Thanks for sharing that article.
Usually I respond to market changes by doing nothing. But I want to take this opportunity to rebalance our collective portfolio. Our allocation is too heavy in stocks.
My retirement acct is a simple 3 fund portfolio (US stock, Int’l stock, bond index) that I rebalance occasionally. I didn’t even get employer retirement benefits until 10 years ago, so it’s not very big.
My spouse is an extreme set it and forget it, has literally never made a portfolio change, and also has much bigger portfolio than me. Half of my spouse’s portfolio is 100% in stocks (from first benefitted job age 29-37), and half is in a well-balanced lifecycle fund from current employer (37-now).
I’ve worked around that the past few years to achieve a total asset allocation that I’m comfortable with. But the all-stocks old half of my spouse’s portfolio is getting harder to work around. I don’t love the fund options from that previous employer (spouse never rolled over since it’s all in TIAA). My spouse is considering a job change soon. So I’ve been dragging my feet on doing anything with that all-stock half, thinking that I’ll just make everything gets rolled over into one place and dumped into a good lifecycle fund when it’s a convenient time. Whether that’s an IRA or an employer-linked account will depend on what my spouse decides to do job-wise.
I recently recalculated and we’re currently at 70/22/11% US/int’l/bonds because stocks have gone crazy. For our preferences and age (47), I want it to be 50/30/20. So I need to decide if I want to do a bit of a kludge by changing my portfolio to be heavy with int’l and bonds.
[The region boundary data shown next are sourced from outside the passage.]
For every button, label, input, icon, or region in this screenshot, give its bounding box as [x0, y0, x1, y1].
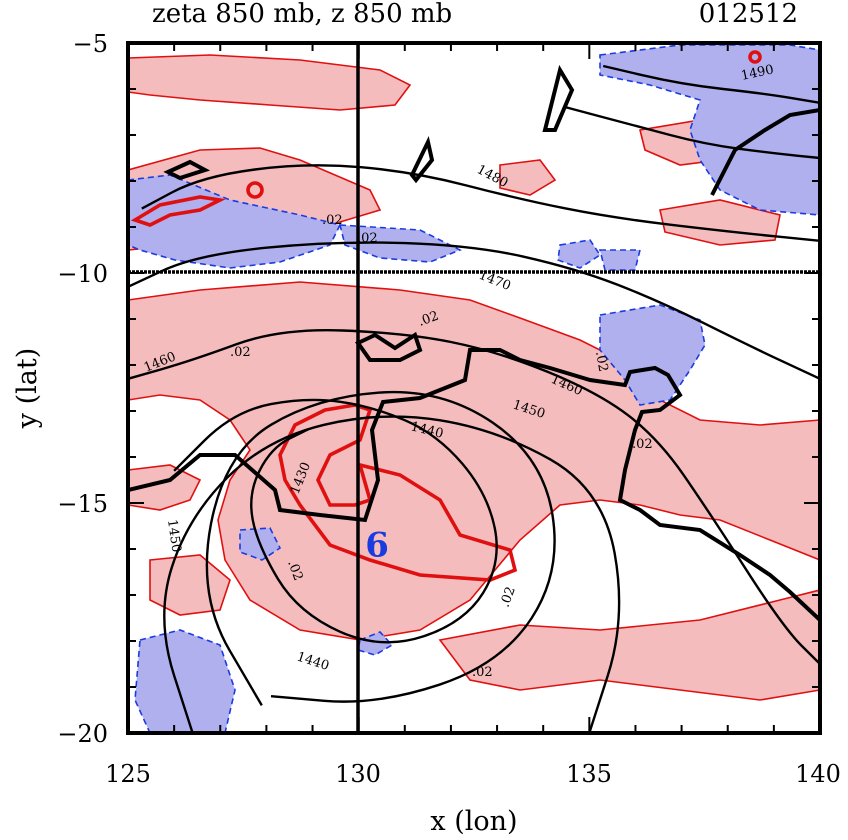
- negative-vorticity-region: [598, 249, 642, 271]
- storm-marker: 6: [365, 525, 389, 565]
- vorticity-label: .02: [592, 350, 610, 373]
- vorticity-label: .02: [472, 665, 493, 680]
- y-tick-label: −20: [57, 720, 108, 748]
- negative-vorticity-region: [357, 631, 394, 656]
- vorticity-label: .02: [357, 231, 378, 246]
- y-tick-label: −15: [57, 490, 108, 518]
- height-contour-1480: [141, 164, 820, 242]
- strong-positive-contour: [246, 181, 264, 199]
- height-contour-1470: [128, 241, 820, 380]
- strong-positive-contour: [130, 195, 226, 227]
- positive-vorticity-region: [499, 159, 557, 196]
- vorticity-label: .02: [230, 345, 251, 360]
- y-tick-label: −10: [57, 260, 108, 288]
- height-contour-1450: [163, 415, 621, 733]
- coastline-line: [163, 159, 211, 181]
- x-axis-label: x (lon): [430, 806, 517, 837]
- vorticity-label: .02: [322, 213, 343, 228]
- plot-frame: [126, 41, 822, 735]
- height-contour-1460: [128, 329, 820, 665]
- positive-vorticity-region: [128, 54, 412, 111]
- axis-ticks: [127, 42, 821, 734]
- height-contours: [128, 64, 820, 733]
- plot-area: 1480 1470 1460 1450 1440 1430 1450 1460 …: [128, 43, 820, 733]
- vorticity-label: .02: [632, 437, 653, 452]
- y-tick-label: −5: [73, 30, 108, 58]
- positive-vorticity-region: [438, 589, 820, 701]
- coastline-line: [409, 135, 435, 184]
- coastline-line: [710, 108, 820, 196]
- coastline-line: [354, 331, 423, 362]
- vorticity-labels: .02 .02 .02 .02 .02 .02 .02 .02 .02: [230, 213, 653, 680]
- vorticity-label: .02: [416, 309, 441, 330]
- negative-vorticity-region: [599, 44, 820, 216]
- coastline: [128, 64, 820, 622]
- x-tick-label: 130: [335, 760, 381, 788]
- positive-vorticity-region: [149, 554, 231, 616]
- y-axis-label: y (lat): [12, 348, 43, 430]
- negative-vorticity-region: [557, 239, 602, 269]
- positive-vorticity-region: [128, 464, 202, 511]
- chart-title: zeta 850 mb, z 850 mb: [152, 0, 452, 29]
- x-tick-label: 125: [105, 760, 151, 788]
- vorticity-label: .02: [284, 558, 305, 583]
- height-label: 1450: [164, 518, 183, 553]
- x-tick-label: 140: [795, 760, 841, 788]
- height-contour-1440: [205, 390, 556, 707]
- height-label: 1490: [740, 62, 775, 84]
- height-label: 1440: [295, 650, 331, 674]
- strong-positive-contour: [278, 403, 518, 582]
- chart-title-right: 012512: [699, 0, 798, 29]
- positive-vorticity-region: [128, 281, 820, 641]
- negative-vorticity-region: [134, 629, 236, 733]
- coastline-line: [542, 64, 575, 132]
- height-contour-1500: [602, 64, 820, 104]
- strong-positive-contours: [130, 50, 762, 582]
- height-contour-1490: [565, 106, 820, 160]
- vorticity-label: .02: [498, 585, 519, 610]
- strong-positive-contour: [748, 50, 762, 64]
- x-tick-label: 135: [566, 760, 612, 788]
- height-contour-1430: [173, 398, 498, 644]
- coastline-line: [128, 348, 820, 622]
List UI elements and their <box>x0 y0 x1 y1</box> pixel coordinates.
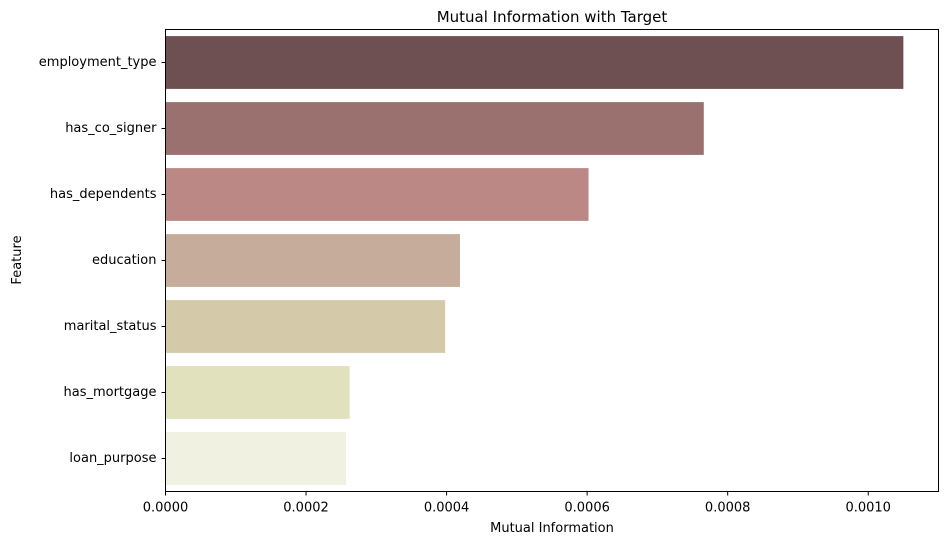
bar-marital-status <box>165 300 446 353</box>
plot-frame <box>165 29 939 492</box>
y-axis-ticks: employment_type has_co_signer has_dependen… <box>39 55 166 466</box>
bars-group <box>165 36 904 485</box>
y-tick-label: marital_status <box>64 319 157 334</box>
y-tick-label: has_dependents <box>50 187 157 202</box>
bar-loan-purpose <box>165 432 347 485</box>
x-tick-label: 0.0000 <box>143 501 189 516</box>
bar-education <box>165 234 460 287</box>
bar-has-co-signer <box>165 102 704 155</box>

Or doing some much more logistically annoying stuff to rebalance my spouse’s old portfolio.
I keep dragging my feet, but I just had a dream last week that the market dropped 25% overnight, so that’s probably a sign that I’ll feel better if I just do something.
I had my elderly mother’s small portfolio in fed money markets, CDs, and a stock index, split between her bank, an IRA, and a brokerage acct. I’m tired of keeping track of the allocation so other than her bank CDs, I just put it all in VTINX last week. That fund includes TIPS which makes me feel better.
So my reaction to the market anxiety is to just make sure that outstanding rebalancing tasks are completed.